И тут меня просто-таки осенило - ведь они чем-то похожи с тем дедом, который стоял на кладбище и держал в руке фуражку с кокардой. И общей у них была безграничная погруженность в свою старость, из которой уже невозможно было вытянуть никакими силами.
- Баб, а как он у тебя очутился? - спросила Таня.
Да, подумал я, ужасно интересно.
- Так вы ничего не знали? Разве? - Медленный поворот. Казалось, я услышу скрип шейных позвонков. - А мы писали тогда. - И снова скрип и поворот на внучку, у которой спрашивалось объяснение моему неведению и странным вопросам, приглаживание седых волос узловатыми пальцами, кожа на которых напоминала шею черепахи, и взгляд на меня. И я представил, что за столом она, устав, подремывала где-то в углу, пока не пришла Таня, и не вытащила на светлую веранду, и не заставила копаться в памяти, но даже это не всколыхнуло ее.
- Я ездила к нему тогда и забрала вещи - этот чемодан и рукавицы в нем - все, что осталось... - сообщила она медленно, с расстановкой, в промежутках слышалось посапывание и хрипы, и когда добралась до конца, я порядком устал.
- А фотографии?
- Фотографии? - Долгое молчание, словно там, внутри, рассыпали горсть шариков, и пока каждый не попал в свою лунку, дело не тронулось с места, и наконец. - Только детские и свадебные.
Она с моей помощью подняла крышку и стала вытаскивать тряпочки и лоскутики, старые нитки и катушки и на самом дне обнаружила пакеты в пожелтевших газетах.
И я увидел странные лица, застывшие по большей части под наведенными на них объективами.

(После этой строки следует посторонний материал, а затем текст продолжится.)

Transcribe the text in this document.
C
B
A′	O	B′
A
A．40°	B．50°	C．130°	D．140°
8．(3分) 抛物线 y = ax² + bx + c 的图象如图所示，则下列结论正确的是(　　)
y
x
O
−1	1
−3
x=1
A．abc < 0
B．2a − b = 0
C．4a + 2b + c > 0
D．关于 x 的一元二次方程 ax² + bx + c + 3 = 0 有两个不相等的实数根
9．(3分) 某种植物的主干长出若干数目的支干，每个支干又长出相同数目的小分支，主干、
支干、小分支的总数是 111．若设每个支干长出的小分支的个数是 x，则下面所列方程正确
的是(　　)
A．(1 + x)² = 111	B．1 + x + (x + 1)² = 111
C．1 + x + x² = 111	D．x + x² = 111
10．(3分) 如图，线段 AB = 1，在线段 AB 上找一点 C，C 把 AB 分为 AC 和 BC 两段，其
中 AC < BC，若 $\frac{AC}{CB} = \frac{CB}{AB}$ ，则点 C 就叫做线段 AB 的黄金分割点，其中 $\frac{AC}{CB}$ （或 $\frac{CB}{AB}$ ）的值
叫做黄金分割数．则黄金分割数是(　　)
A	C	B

Здесь было все: и светлое канотье, и мужицкие картузы, и бабочки под франтоватыми усиками, и приказчиковые жилетки с цепочками из кармашка, и блестящие штиблеты, и кирзовые сапоги, и георгиевские кресты, и кресты сестер милосердия на белых одеждах.
А потом в руки мне попал пакет из серой бумаги, и на колени посыпались фотографии.
Их было совсем немного - не больше десятка. И на одной я увидел себя рядом с матерью - крохотный белый чубчик и полосатый свитер, который наверняка связан из старых клубков шерсти, которые копятся где-нибудь в пронафталиненном шифоньере, и однажды их достают и вяжут такие детские вещи.